Wednesday, 28 March 2012

Christopher Hibbert, "Benito Mussolini" (1962, rev. 1972)


The sub-title for this classic is "The Rise and Fall of Il Duce."

Hibbert's book appears to be one of those great British cheap paperback reprints about facets of the Second World War that seem to have been produced in great scads during the 1970s.

I don't know nearly enough about Mussolini, other than that he is presented as the somewhat buffoonish Italian parallel to Hitler. Of course, he came to power before Hitler, and was really the leading Fascist politician (hence the name for the ideology that derives from an classic Roman reference) before Hitler began to pursue his search for German lebensraum.

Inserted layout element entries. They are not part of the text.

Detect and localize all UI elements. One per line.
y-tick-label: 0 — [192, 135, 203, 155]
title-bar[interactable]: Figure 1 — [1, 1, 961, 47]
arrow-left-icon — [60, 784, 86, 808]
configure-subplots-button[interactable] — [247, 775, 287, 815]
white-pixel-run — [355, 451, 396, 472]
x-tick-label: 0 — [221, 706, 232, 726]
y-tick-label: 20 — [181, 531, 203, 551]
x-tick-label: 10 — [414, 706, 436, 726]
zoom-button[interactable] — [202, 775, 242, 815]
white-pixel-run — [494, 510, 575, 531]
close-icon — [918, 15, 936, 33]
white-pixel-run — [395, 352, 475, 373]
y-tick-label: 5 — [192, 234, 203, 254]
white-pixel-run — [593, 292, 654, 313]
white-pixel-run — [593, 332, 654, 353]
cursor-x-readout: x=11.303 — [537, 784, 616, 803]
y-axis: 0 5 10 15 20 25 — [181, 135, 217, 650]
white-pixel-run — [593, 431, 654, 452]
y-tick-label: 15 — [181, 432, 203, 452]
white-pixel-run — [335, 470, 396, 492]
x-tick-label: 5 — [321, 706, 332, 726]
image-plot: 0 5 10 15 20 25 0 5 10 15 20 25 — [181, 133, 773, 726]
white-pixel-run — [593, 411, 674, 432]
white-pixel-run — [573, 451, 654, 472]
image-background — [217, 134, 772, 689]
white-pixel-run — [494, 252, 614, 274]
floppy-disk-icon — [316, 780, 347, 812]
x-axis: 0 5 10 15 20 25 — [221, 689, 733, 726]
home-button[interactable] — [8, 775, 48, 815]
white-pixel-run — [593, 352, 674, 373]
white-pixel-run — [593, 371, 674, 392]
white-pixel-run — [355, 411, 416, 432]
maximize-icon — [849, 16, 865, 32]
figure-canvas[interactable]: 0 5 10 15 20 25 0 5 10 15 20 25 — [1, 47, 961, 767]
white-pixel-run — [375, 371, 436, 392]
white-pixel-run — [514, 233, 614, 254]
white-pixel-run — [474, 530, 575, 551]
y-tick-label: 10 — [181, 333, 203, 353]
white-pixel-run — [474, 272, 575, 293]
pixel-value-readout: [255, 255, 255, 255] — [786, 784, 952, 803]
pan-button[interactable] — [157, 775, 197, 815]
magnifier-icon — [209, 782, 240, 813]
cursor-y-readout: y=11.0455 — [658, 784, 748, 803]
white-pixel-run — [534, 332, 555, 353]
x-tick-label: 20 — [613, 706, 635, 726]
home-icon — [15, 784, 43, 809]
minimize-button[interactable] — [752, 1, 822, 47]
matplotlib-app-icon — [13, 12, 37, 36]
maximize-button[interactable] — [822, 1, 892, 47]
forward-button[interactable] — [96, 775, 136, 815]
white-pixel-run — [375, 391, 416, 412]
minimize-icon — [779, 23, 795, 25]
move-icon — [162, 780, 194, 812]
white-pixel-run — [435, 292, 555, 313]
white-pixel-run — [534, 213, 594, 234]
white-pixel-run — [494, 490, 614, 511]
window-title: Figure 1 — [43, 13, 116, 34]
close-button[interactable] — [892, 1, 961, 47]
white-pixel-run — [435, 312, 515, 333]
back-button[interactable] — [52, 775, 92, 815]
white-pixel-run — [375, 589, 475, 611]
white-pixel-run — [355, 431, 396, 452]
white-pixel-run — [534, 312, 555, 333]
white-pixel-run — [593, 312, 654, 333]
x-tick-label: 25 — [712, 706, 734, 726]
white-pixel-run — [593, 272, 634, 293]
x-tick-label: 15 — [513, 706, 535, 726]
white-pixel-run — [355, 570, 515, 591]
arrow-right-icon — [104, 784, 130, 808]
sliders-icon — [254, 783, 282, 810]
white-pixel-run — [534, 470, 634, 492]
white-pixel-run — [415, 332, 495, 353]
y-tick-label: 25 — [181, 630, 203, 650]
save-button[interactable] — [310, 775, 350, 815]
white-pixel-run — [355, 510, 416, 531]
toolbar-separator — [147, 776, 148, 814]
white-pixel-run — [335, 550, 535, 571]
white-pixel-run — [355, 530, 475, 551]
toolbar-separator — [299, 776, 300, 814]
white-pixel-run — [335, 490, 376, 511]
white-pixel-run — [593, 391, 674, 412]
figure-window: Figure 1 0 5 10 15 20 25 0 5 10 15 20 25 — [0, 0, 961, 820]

I was somewhat surprised to learn of his early socialist ideological roots, ideas that to some degree stayed with him even to his death. Much like Hitler, however, the allure of power spoke loudly to Mussolini, leading him to increasingly radical solutions where political success to priority over other values. Upon rising to power, Mussolini's desire for grandeur and power led him into a series of ill-advised foreign military adventures: against Egypt, Albania, France, and Greece. The unequivocal disasters that these invasions were compelled Mussolini to repeatedly seek out the assistance of Nazi Germany, diminishing Mussolini's capacity to debate, question, or redirect Hitler's political visions for Europe and the Mediterranean.

Hibbert's book, particularly in its last third, looks at Mussolini from a far more personal perspective than political. This makes sense given that he fell from grace - was rescued by the Nazis and returned to power as the head of the puppet Salo Italian government - and then captured again, and killed with his mistress.